Aged care deaths product of Morrison’s criminal boosters and funding failures

Amid the wider chaos over the Omicron wave of the virus, the government failure in aged care stands out as particularly deadly. There have been criminal delays delivering booster shots to some of the country’s most vulnerable people.

As in previous COVID waves, older Australians have been at greatest risk of dying. Around 80 per cent of the deaths since December have been in people over 70. And almost a third of those who’ve died in the Omicron wave have been in aged care—over 680 people.

Disgustingly, Health Minister Greg Hunt dismissed the deaths, repeatedly claiming that most of these people were in palliative care, and going to die anyway. Aged Care Minister Richard Colbeck took time out to watch the cricket, after telling the Senate COVID-19 committee he was too busy dealing with Omicron to attend.

Aged care residents should have been among the first people to receive booster shots. The rollout in aged care started in early November. But instead of speeding up when Omicron cases hit 1000 a day in NSW in mid-December, the pace of vaccination slowed down.

The government now claims that vaccination teams have visited all aged care homes. Yet it’s also admitted that at least 35,000 people, around 20 per cent of residents, have still not received them.

Overwhelmingly, that’s not because people refused them. Most were not eligible for a booster when vaccine teams visited, because it hadn’t been long enough since their second dose. Until 4 January boosters could not be delivered until five months after a second jab.

In other words, booster teams are so short staffed that they’ve been unable to return to aged care homes for a second visit. This is further evidence of the abysmal failure on vaccination.

Paul Sadler, chief executive of Aged & Community Services Australia, has confirmed this, telling The Guardian that the slowdown was, “Because of the staffing shortages, both within aged care and among vaccine clinic providers… we started to lose staff pretty heavily from mid-December”.

The Omicron wave has caused staff shortages across the economy. But the problems in aged care have been compounded by the reliance on private providers to run the vaccinations.

These private contractors have far less staff than the public health system, making it harder to prioritise vaccination in aged care and replace staff in isolation or sick with COVID. And private companies run on the basis of profit, not doing whatever it takes to save lives.

Nor have any lessons from the initial vaccine rollout been learned.
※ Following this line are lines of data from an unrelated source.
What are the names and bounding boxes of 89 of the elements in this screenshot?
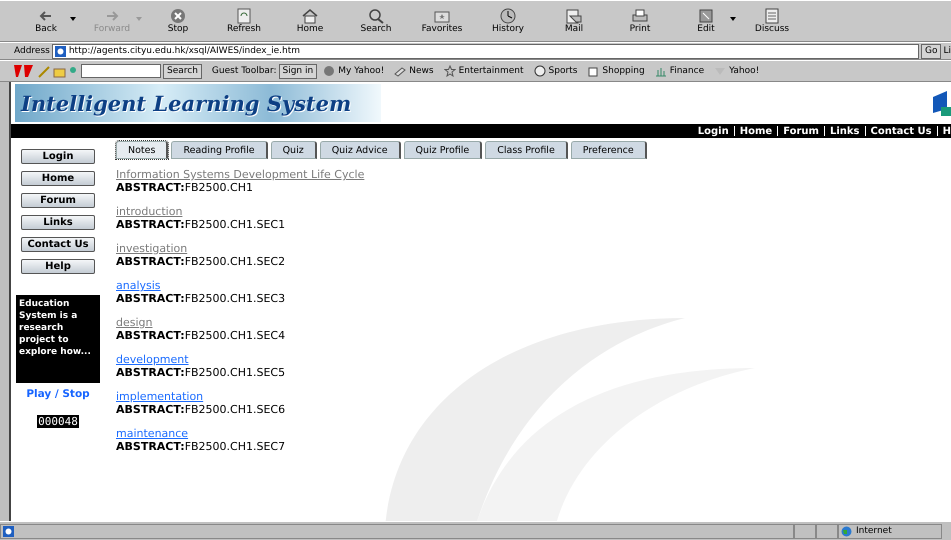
printer-icon [631, 8, 649, 24]
refresh-icon [235, 8, 253, 24]
star-icon [444, 65, 456, 77]
note-link[interactable]: maintenance [116, 427, 188, 440]
nav-link[interactable]: Links [830, 126, 860, 136]
abstract-text: ABSTRACT:FB2500.CH1.SEC4 [116, 329, 286, 342]
page-icon [3, 526, 14, 536]
toolbar-button[interactable]: History [476, 2, 540, 40]
play-stop-link[interactable]: Play / Stop [26, 388, 90, 400]
pencil-icon[interactable] [38, 64, 51, 78]
nav-button[interactable]: Contact Us [21, 237, 95, 252]
tab[interactable]: Quiz [270, 141, 317, 159]
toolbar-button[interactable]: Discuss [740, 2, 804, 40]
newspaper-icon [394, 65, 406, 77]
address-field[interactable]: http://agents.cityu.edu.hk/xsql/AIWES/index_ie.htm [52, 44, 919, 58]
caret-icon[interactable] [730, 17, 736, 21]
address-label: Address [14, 46, 50, 56]
toolbar-menu-item[interactable]: Shopping [583, 65, 649, 77]
nav-button[interactable]: Home [21, 171, 95, 186]
toolbar-button[interactable]: Edit [674, 2, 738, 40]
mail-icon [565, 8, 583, 24]
note-link[interactable]: Information Systems Development Life Cycle [116, 168, 364, 181]
visit-counter: 000048 [37, 415, 79, 428]
toolbar-menu-item[interactable]: Yahoo! [710, 65, 764, 77]
note-link[interactable]: design [116, 316, 152, 329]
toolbar-menu-item[interactable]: Sports [530, 65, 582, 77]
shopping-bag-icon [587, 65, 600, 77]
links-label[interactable]: Li [943, 46, 951, 56]
note-link[interactable]: implementation [116, 390, 204, 403]
note-link[interactable]: investigation [116, 242, 188, 255]
nav-link[interactable]: Contact Us [870, 126, 932, 136]
toolbar-button[interactable]: Favorites [410, 2, 474, 40]
chart-icon [654, 65, 667, 77]
tab[interactable]: Quiz Profile [404, 141, 482, 159]
nav-button[interactable]: Forum [21, 193, 95, 208]
nav-button[interactable]: Links [21, 215, 95, 230]
toolbar-menu-item[interactable]: My Yahoo! [319, 65, 388, 77]
note-link[interactable]: development [116, 353, 189, 366]
edit-icon [697, 8, 715, 24]
sign-in-button[interactable]: Sign in [278, 64, 318, 78]
status-pane [816, 524, 838, 538]
nav-link[interactable]: Home [740, 126, 772, 136]
globe-icon [841, 526, 852, 536]
tab[interactable]: Notes [116, 141, 168, 159]
logo-icon [931, 89, 951, 117]
toolbar-button[interactable]: Back [14, 2, 78, 40]
note-link[interactable]: introduction [116, 205, 182, 218]
go-button[interactable]: Go [921, 44, 942, 58]
document-icon [763, 8, 781, 24]
tab[interactable]: Reading Profile [171, 141, 268, 159]
abstract-text: ABSTRACT:FB2500.CH1.SEC7 [116, 440, 286, 453]
abstract-text: ABSTRACT:FB2500.CH1.SEC1 [116, 218, 286, 231]
nav-link[interactable]: Login [698, 126, 729, 136]
site-logo: Intelligent Learning System [21, 90, 352, 116]
toolbar-menu-item[interactable]: Entertainment [440, 65, 528, 77]
abstract-text: ABSTRACT:FB2500.CH1.SEC3 [116, 292, 286, 305]
toolbar-button[interactable]: Refresh [212, 2, 276, 40]
tab[interactable]: Class Profile [485, 141, 568, 159]
tab[interactable]: Quiz Advice [320, 141, 401, 159]
soccer-ball-icon [534, 65, 546, 77]
page-icon [54, 46, 66, 56]
home-icon [301, 8, 319, 24]
zone-pane: Internet [838, 524, 942, 538]
toolbar-button[interactable]: Print [608, 2, 672, 40]
toolbar-menu-item[interactable]: News [390, 65, 438, 77]
toolbar-button[interactable]: Mail [542, 2, 606, 40]
abstract-text: ABSTRACT:FB2500.CH1 [116, 181, 254, 194]
abstract-text: ABSTRACT:FB2500.CH1.SEC6 [116, 403, 286, 416]
toolbar-button[interactable]: Search [344, 2, 408, 40]
note-link[interactable]: analysis [116, 279, 161, 292]
toolbar-label: Guest Toolbar: [212, 66, 276, 76]
clock-icon [499, 8, 517, 24]
stop-icon [169, 8, 187, 24]
nav-button[interactable]: Login [21, 149, 95, 164]
abstract-text: ABSTRACT:FB2500.CH1.SEC5 [116, 366, 286, 379]
nav-link[interactable]: Forum [783, 126, 819, 136]
toolbar-button[interactable]: Home [278, 2, 342, 40]
nav-link[interactable]: H [942, 126, 951, 136]
toolbar-menu-item[interactable]: Finance [650, 65, 708, 77]
my-yahoo-icon [323, 65, 336, 77]
yahoo-logo-icon[interactable] [14, 64, 36, 78]
caret-icon[interactable] [70, 17, 76, 21]
search-field[interactable] [81, 64, 161, 78]
tab[interactable]: Preference [570, 141, 647, 159]
abstract-text: ABSTRACT:FB2500.CH1.SEC2 [116, 255, 286, 268]
promo-text: Education System is a research project to explore how... [16, 295, 100, 383]
search-button[interactable]: Search [163, 64, 202, 78]
toolbar-button[interactable]: Stop [146, 2, 210, 40]
nav-button[interactable]: Help [21, 259, 95, 274]
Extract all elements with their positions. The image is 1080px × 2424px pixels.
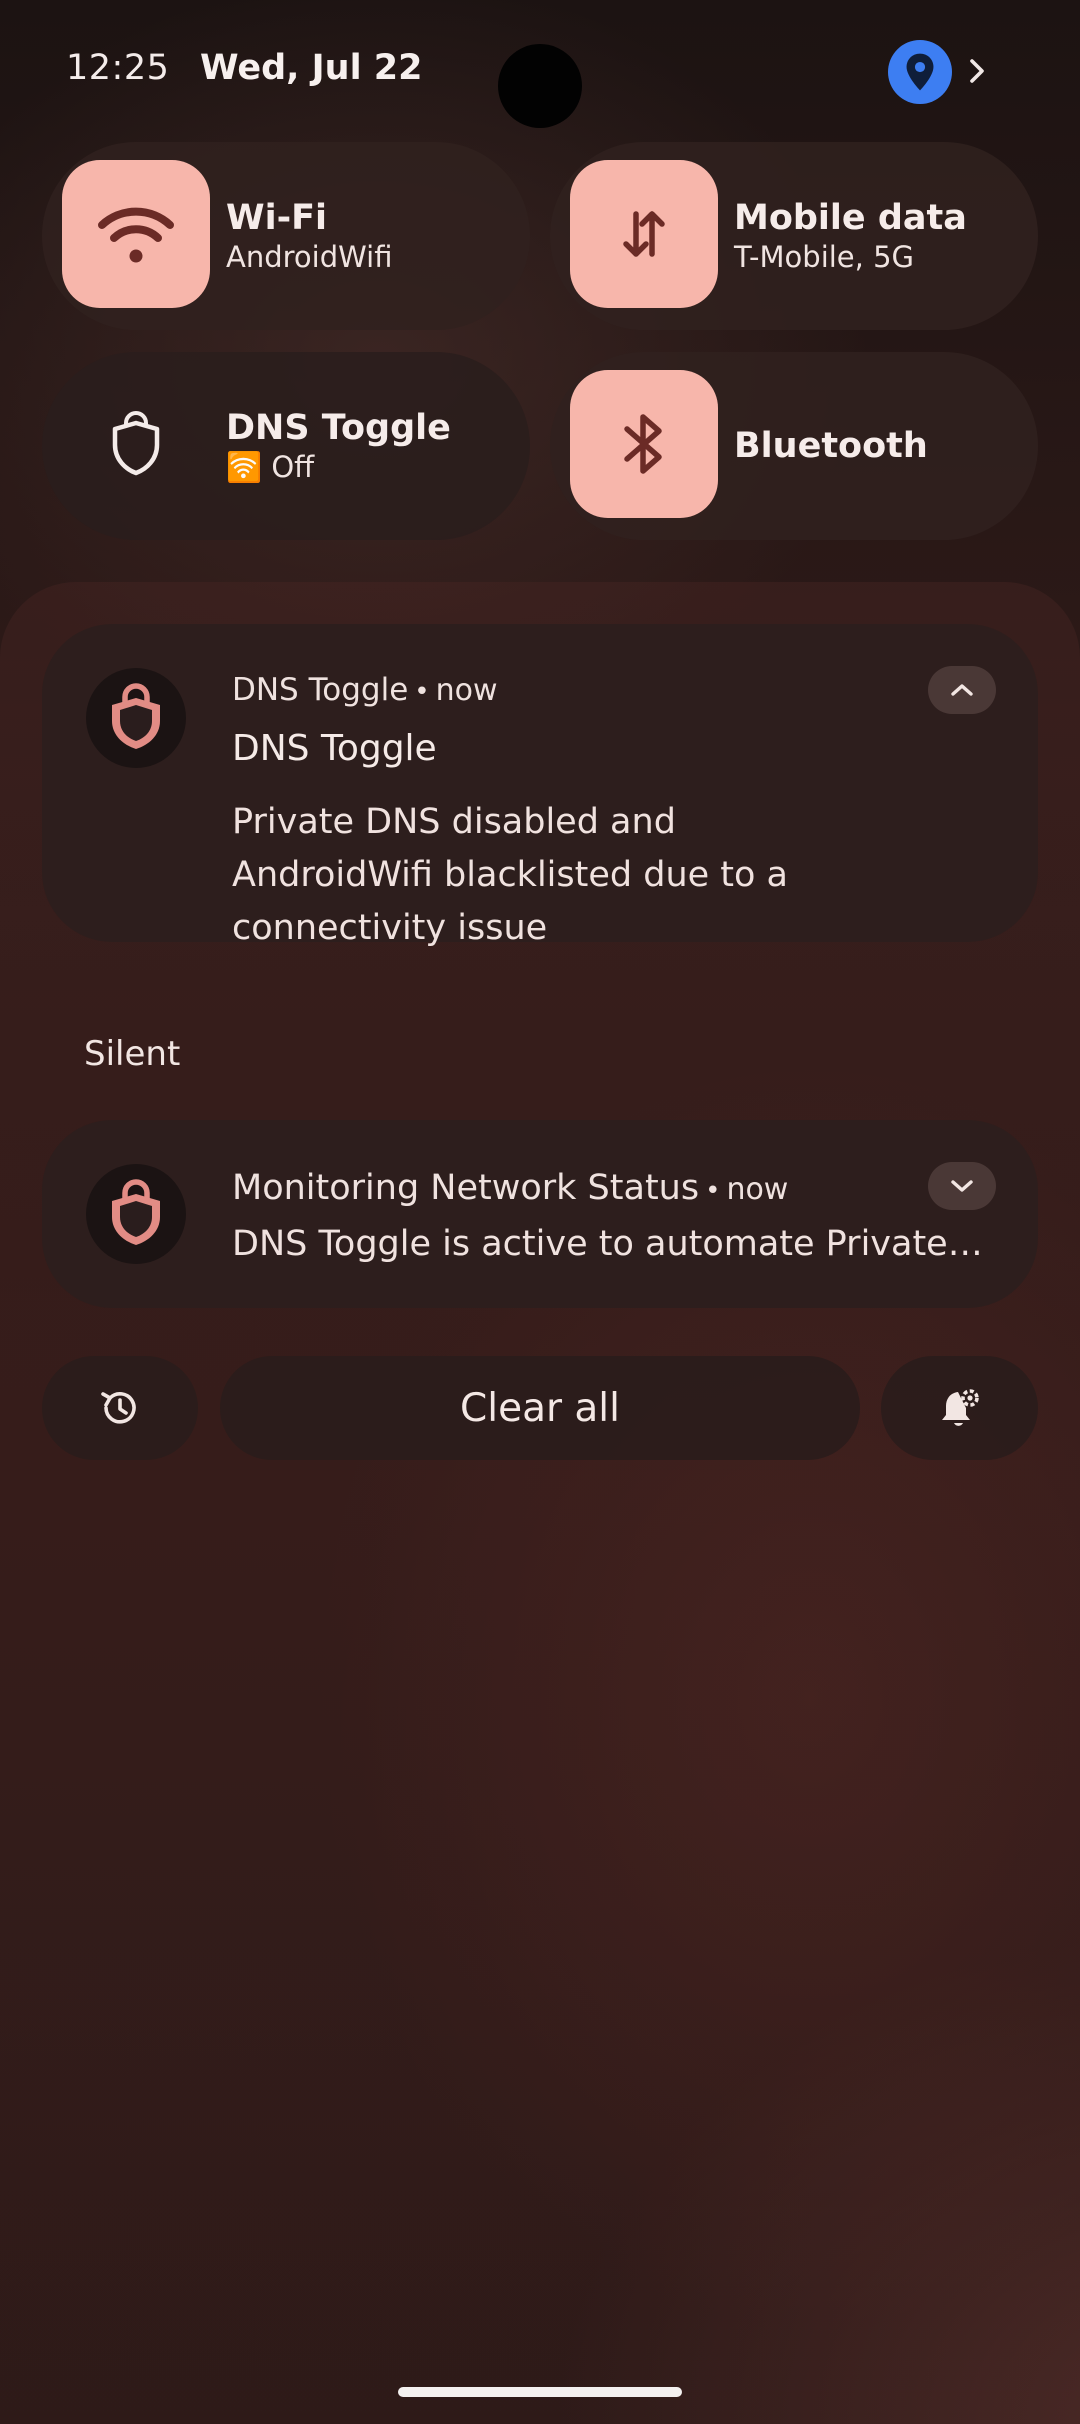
notification-history-button[interactable] (42, 1356, 198, 1460)
app-avatar (86, 668, 186, 768)
camera-cutout (498, 44, 582, 128)
wifi-title: Wi-Fi (226, 198, 328, 238)
notification-dns-toggle[interactable]: DNS Toggle • now DNS Toggle Private DNS di… (42, 624, 1038, 948)
chevron-down-icon (951, 1180, 973, 1192)
mobile-data-carrier: T-Mobile, 5G (734, 240, 915, 274)
status-time: 12:25 (66, 48, 170, 88)
notification-body: DNS Toggle is active to automate Private… (232, 1224, 992, 1264)
mobile-data-icon[interactable] (570, 160, 718, 308)
mobile-data-title: Mobile data (734, 198, 967, 238)
dns-toggle-tile[interactable]: DNS Toggle 🛜 Off (42, 352, 530, 540)
notification-settings-icon (941, 1389, 979, 1426)
dns-toggle-state-label: Off (271, 450, 315, 484)
notification-settings-button[interactable] (881, 1356, 1038, 1460)
notification-time: now (726, 1172, 789, 1207)
bluetooth-icon[interactable] (570, 370, 718, 518)
home-indicator[interactable] (398, 2387, 682, 2397)
notification-header: Monitoring Network Status • now (232, 1168, 788, 1208)
collapse-button[interactable] (928, 666, 996, 714)
wifi-badge-icon: 🛜 (226, 450, 263, 484)
notification-title: DNS Toggle (232, 728, 437, 769)
notification-app-name: DNS Toggle (232, 672, 409, 708)
status-date[interactable]: Wed, Jul 22 (200, 48, 422, 88)
silent-section-header: Silent (84, 1034, 181, 1074)
chevron-right-icon[interactable] (960, 54, 994, 88)
wifi-tile[interactable]: Wi-Fi AndroidWifi (42, 142, 530, 330)
shield-lock-icon (112, 683, 160, 749)
mobile-data-tile[interactable]: Mobile data T-Mobile, 5G (550, 142, 1038, 330)
shield-icon[interactable] (62, 370, 210, 518)
location-pin-icon[interactable] (888, 40, 952, 104)
clear-all-button[interactable]: Clear all (220, 1356, 860, 1460)
notification-monitoring-network[interactable]: Monitoring Network Status • now DNS Toggle… (42, 1120, 1038, 1308)
history-icon (101, 1392, 136, 1424)
bluetooth-title: Bluetooth (734, 426, 928, 466)
notification-time: now (435, 673, 498, 708)
header-separator: • (414, 677, 430, 707)
shield-lock-icon (112, 1179, 160, 1245)
dns-toggle-state: 🛜 Off (226, 449, 451, 485)
dns-toggle-title: DNS Toggle (226, 408, 451, 448)
app-avatar (86, 1164, 186, 1264)
wifi-network-name: AndroidWifi (226, 240, 393, 274)
bluetooth-tile[interactable]: Bluetooth (550, 352, 1038, 540)
notification-body: Private DNS disabled and AndroidWifi bla… (232, 802, 789, 948)
header-separator: • (705, 1176, 721, 1206)
notification-header: DNS Toggle • now (232, 672, 498, 708)
chevron-up-icon (951, 684, 973, 696)
notification-app-name: Monitoring Network Status (232, 1168, 700, 1208)
expand-button[interactable] (928, 1162, 996, 1210)
wifi-icon[interactable] (62, 160, 210, 308)
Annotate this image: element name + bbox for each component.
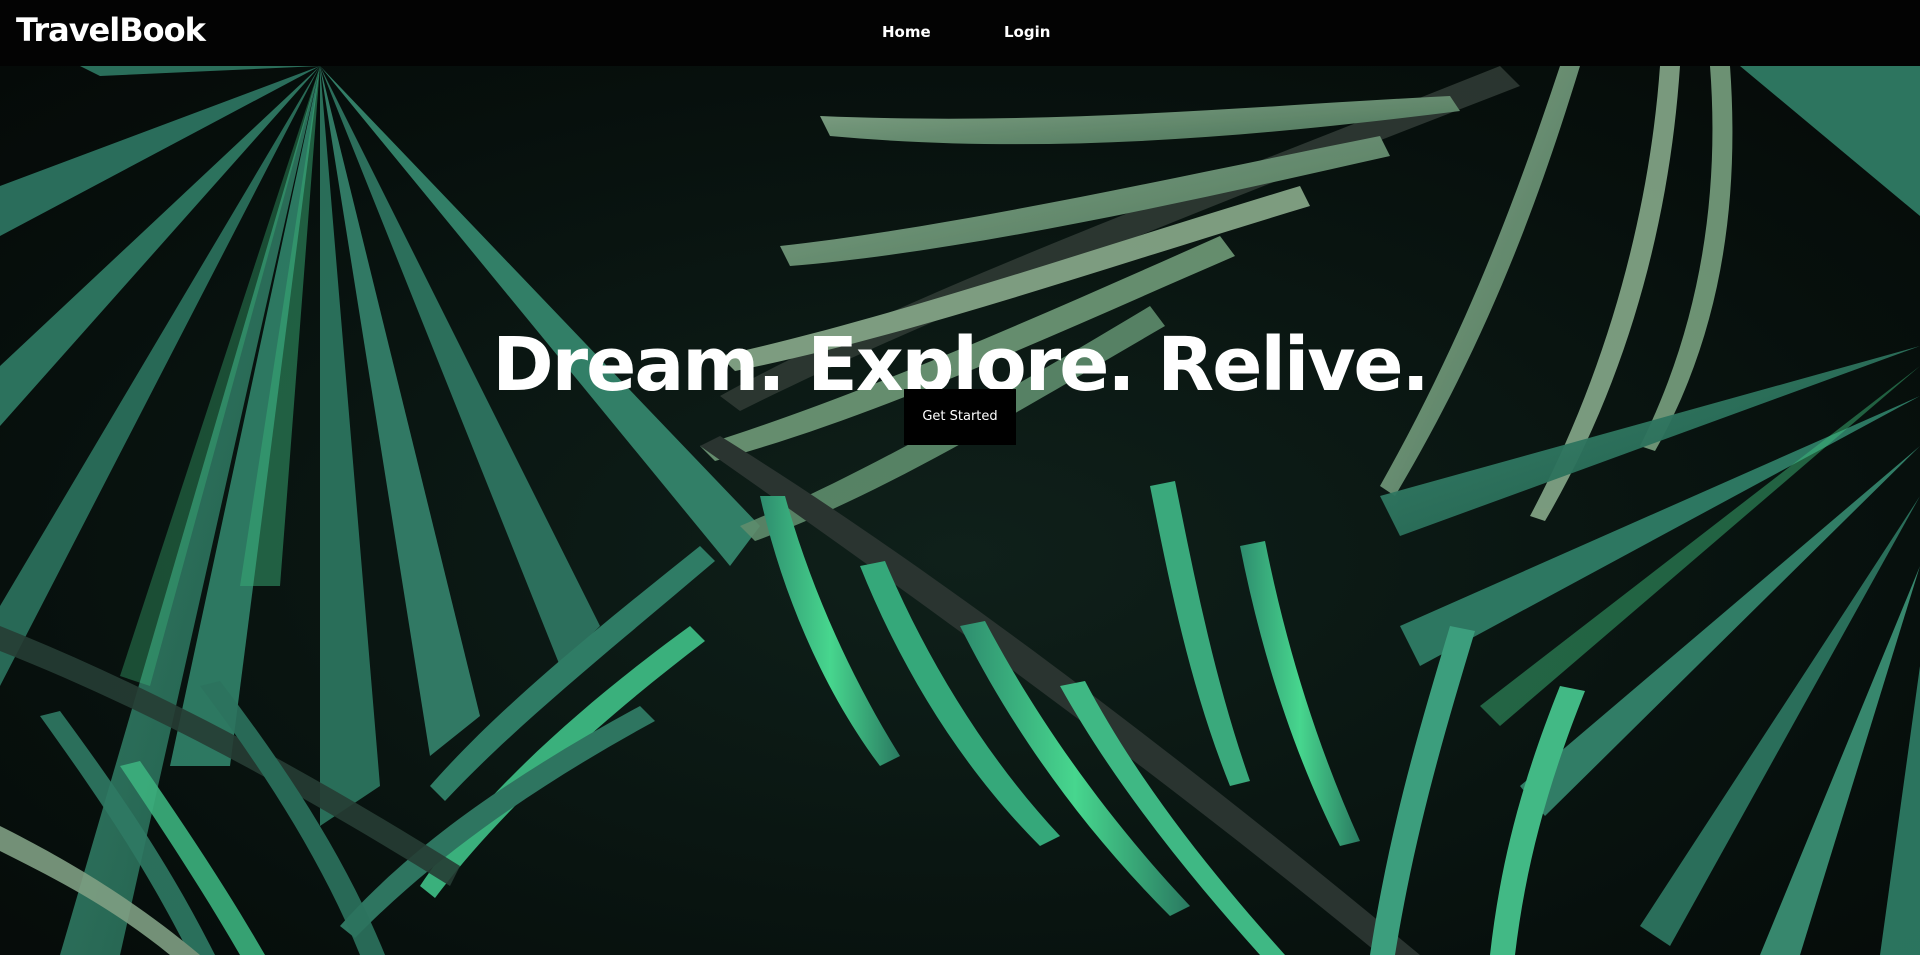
get-started-button[interactable]: Get Started (904, 389, 1016, 445)
palm-leaves-background-image (0, 66, 1920, 955)
nav-login-link[interactable]: Login (1004, 25, 1050, 40)
hero-section: Dream. Explore. Relive. Get Started (0, 66, 1920, 955)
nav-home-link[interactable]: Home (882, 25, 931, 40)
top-navbar: TravelBook Home Login (0, 0, 1920, 66)
brand-logo[interactable]: TravelBook (16, 14, 206, 46)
So far just 40 per cent of aged care staff have had boosters—with vaccine teams again not paid to vaccinate staff at the same time as residents. Boosting aged care staff would provide at least some extra protection against staff catching and bringing in the virus.

There are also shortages of rapid tests and even PPE, with Sean Rooney from Leading Age Services Australia saying many homes were in “dire need” of both.

The nurses’ union found a quarter of aged care workers were not being provided with rapid tests at work in a survey of members in late January. The government has failed to provide anywhere near the number of tests needed.

Carolyn Smith from the United Workers Union said that staff, “saw what happened with the first waves of COVID-19, it’s like Groundhog Day, we don’t have enough PPE, we don’t have an alternative staffing plan”.

Cuts and privatisation

Half of all aged care homes around the country are now battling outbreaks. As a result the rampant understaffing, miserable pay and neglect in the sector are again on display. Homes have responded to outbreaks by locking down residents in their rooms for as long as three weeks at a time, producing misery and isolation from family and friends.

According to The Guardian a quarter of all shifts are currently going unfilled due to lack of staff. The use of 1700 army personnel will be nowhere near enough to plug the gaps.

Scott Morrison’s announcement of two $400 staff bonus payments is simply another insulting media stunt. This will do nothing to fix the problems that are driving staff out of the sector and producing abuse of the elderly.

The crisis in aged care is not new. Yet nothing has been done to fix the horrifying conditions exposed in last year’s Royal Commission and in countless scandals.

Care workers and nurses are paid 10-15 per cent less than those in healthcare. Low pay, casualisation and stressful conditions result in the turnover of between a quarter and a third of the workforce every year.

The Health Services Union and the nurses’ union are currently arguing for a 25 per cent pay increase in a case before the Fair Work Commission. Labor leader Anthony Albanese says the government should be making a submission supporting an increase in wages—without committing to how much it should be or backing the union claim.

Labor needs to commit to the kind of pay increase that would make a real difference. But we also need to reverse the years of funding cuts and privatisation of aged care that are responsible for the crisis. That’s going to require a much broader union fight—with action well beyond the Fair Work Commission.